Après sa chute dans le lac glacé, le loup avait attrapé un gros rhume. Entre les éternuements et sa démarche lente due à sa patte blessée, il lui fallut un temps considérable pour revenir chez le cochon. Il avait beaucoup de mal à contenir sa colère d'avoir été dupé une seconde fois, mais sa patte blessée et son rhume exigeaient qu'il mange pour reprendre des forces.
« Je suis venu te parler, gros porc, du travail spécial qui nous attend demain. Beaucoup de vieux chênes de la forêt en bord de mer sont pourris et dangereux. Notre travail consiste à les abattre. »
« Je n’ai que faire du bois pourri », dit le gros cochon. « Comment pourrais-je utiliser du vieux bois inutile pour construire mon château ? »

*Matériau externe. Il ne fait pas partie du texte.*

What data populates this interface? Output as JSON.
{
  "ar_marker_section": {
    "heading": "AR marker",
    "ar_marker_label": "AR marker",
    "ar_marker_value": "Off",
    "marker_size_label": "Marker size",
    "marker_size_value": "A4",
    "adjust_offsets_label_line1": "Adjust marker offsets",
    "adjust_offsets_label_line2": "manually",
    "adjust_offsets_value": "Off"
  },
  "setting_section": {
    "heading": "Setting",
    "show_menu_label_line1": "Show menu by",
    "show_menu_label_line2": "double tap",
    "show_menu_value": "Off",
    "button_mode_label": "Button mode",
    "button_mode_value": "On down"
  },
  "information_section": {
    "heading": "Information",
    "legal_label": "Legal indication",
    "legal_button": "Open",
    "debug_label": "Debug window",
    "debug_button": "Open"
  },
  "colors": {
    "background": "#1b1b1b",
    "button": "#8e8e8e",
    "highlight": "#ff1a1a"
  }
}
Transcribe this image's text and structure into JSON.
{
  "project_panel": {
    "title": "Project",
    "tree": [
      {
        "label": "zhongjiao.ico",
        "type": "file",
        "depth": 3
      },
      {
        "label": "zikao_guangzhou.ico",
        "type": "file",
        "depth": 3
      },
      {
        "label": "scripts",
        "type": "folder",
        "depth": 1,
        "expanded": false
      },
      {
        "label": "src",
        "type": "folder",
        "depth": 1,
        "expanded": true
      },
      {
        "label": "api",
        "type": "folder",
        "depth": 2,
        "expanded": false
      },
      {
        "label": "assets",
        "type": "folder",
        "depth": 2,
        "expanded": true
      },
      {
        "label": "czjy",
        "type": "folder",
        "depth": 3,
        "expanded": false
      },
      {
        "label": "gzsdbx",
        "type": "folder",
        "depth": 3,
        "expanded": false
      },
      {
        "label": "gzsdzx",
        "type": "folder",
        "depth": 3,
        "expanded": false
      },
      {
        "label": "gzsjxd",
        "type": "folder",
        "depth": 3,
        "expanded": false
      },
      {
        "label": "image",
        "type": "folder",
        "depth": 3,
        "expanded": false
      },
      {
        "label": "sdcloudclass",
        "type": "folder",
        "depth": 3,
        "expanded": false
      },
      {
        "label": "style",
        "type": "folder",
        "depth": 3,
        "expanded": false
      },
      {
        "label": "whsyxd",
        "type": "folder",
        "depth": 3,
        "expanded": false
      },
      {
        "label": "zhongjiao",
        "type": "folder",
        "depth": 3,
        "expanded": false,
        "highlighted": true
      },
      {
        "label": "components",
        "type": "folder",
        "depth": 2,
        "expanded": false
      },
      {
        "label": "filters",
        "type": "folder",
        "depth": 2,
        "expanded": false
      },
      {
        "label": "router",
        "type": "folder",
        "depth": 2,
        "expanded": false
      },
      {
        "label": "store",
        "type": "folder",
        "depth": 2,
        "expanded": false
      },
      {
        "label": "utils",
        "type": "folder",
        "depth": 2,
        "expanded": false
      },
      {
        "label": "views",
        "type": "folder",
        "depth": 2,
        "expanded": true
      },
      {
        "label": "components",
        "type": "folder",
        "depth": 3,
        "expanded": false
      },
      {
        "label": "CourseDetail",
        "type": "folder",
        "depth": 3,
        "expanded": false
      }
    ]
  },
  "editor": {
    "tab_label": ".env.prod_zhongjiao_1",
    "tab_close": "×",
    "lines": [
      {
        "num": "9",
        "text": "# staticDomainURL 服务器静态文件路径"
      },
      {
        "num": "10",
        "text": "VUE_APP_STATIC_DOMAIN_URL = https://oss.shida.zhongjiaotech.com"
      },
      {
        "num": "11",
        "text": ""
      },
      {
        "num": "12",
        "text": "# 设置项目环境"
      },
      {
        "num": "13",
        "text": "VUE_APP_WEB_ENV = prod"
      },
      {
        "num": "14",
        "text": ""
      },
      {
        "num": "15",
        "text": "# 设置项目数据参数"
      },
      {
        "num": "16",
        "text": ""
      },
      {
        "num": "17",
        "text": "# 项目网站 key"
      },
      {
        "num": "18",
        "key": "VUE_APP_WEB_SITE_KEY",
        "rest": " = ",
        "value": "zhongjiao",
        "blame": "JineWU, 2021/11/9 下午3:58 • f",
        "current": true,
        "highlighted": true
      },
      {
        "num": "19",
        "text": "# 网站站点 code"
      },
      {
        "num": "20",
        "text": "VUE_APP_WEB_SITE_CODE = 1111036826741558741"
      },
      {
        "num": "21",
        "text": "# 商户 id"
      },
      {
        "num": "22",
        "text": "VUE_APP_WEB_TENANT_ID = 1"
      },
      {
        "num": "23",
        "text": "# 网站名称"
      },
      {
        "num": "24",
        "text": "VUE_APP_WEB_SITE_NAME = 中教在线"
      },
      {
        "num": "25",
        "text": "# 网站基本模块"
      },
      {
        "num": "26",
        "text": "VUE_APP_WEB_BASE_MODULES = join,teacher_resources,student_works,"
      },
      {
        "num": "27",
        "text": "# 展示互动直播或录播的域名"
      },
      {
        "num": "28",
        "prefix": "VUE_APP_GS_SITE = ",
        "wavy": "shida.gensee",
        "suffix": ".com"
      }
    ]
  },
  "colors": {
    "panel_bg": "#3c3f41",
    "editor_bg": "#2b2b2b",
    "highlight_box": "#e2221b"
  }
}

« Je vais te dire un marché », dit le loup, qui était maintenant affamé et au bord de la crise de nerfs. « Tout le bois que tu as coupé aujourd'hui dans la forêt d'épicéas est à toi si tu viens travailler avec moi demain dans la vieille forêt de chênes. »
Le gros cochon accepta. Avec ses deux lots de bois, l'un provenant des forêts de pins et l'autre d'épicéas, il avait de quoi construire son château en bois. « Parfait ! » s'exclama-t-il. « Dis-moi à quelle heure on commence et je serai prêt. »
Le loup n'allait pas se laisser berner une troisième fois par le gros cochon. « Trois heures avant que le soleil ne le réveille », dit-il. « Je serai là à ce moment-là. » Mais en réalité, le loup comptait arriver quatre heures avant le lever du soleil. Ainsi, il verrait le gros cochon sortir du camion de glaces. Il en avait presque l'eau à la bouche.
Le gros cochon, cependant, avait d'autres projets. Il passa la nuit à construire son château de bois sur le rivage avec le bois qu'il avait abattu et rapporté des forêts de pins et d'épicéas. Mais la nuit tomba vite et il n'avait pas encore terminé son travail lorsqu'il aperçut le loup qui éternuait, toussait et traînait la patte sur la plage dans la lumière du matin.
Terrifié, le gros cochon s'enfuit dans la forêt avec sa hache.
« Aha », dit le loup. « Maintenant je t'ai. Tu ne pourras pas m'échapper cette fois-ci. »
« Du bois ! » hurla le gros cochon depuis la forêt sombre, où il frappait un vieil arbre d'un coup terrible avec sa hache.
Le loup des bois rit. « Non, gros cochon, tu ne me tromperas plus. Tu crois que je vais me jeter à la mer ? »
Le gros cochon, dans sa hâte d'échapper au loup qui galopait désormais, se retrouva sur la trajectoire de l'arbre qui s'abattait. L'arbre s'écrasa sur le sol de la forêt, où il écrasa le cochon comme une fourmi sous le pouce d'un enfant.
Le loup dévora alors le cochon, comme il l'avait fait avec ses frères. Il se reposa ensuite une semaine, le temps que sa patte guérisse et que son rhume disparaisse. Puis, le loup se remit au travail et acheva le toit du château en bois, presque terminé par le cochon. Et ils vécurent heureux pour toujours.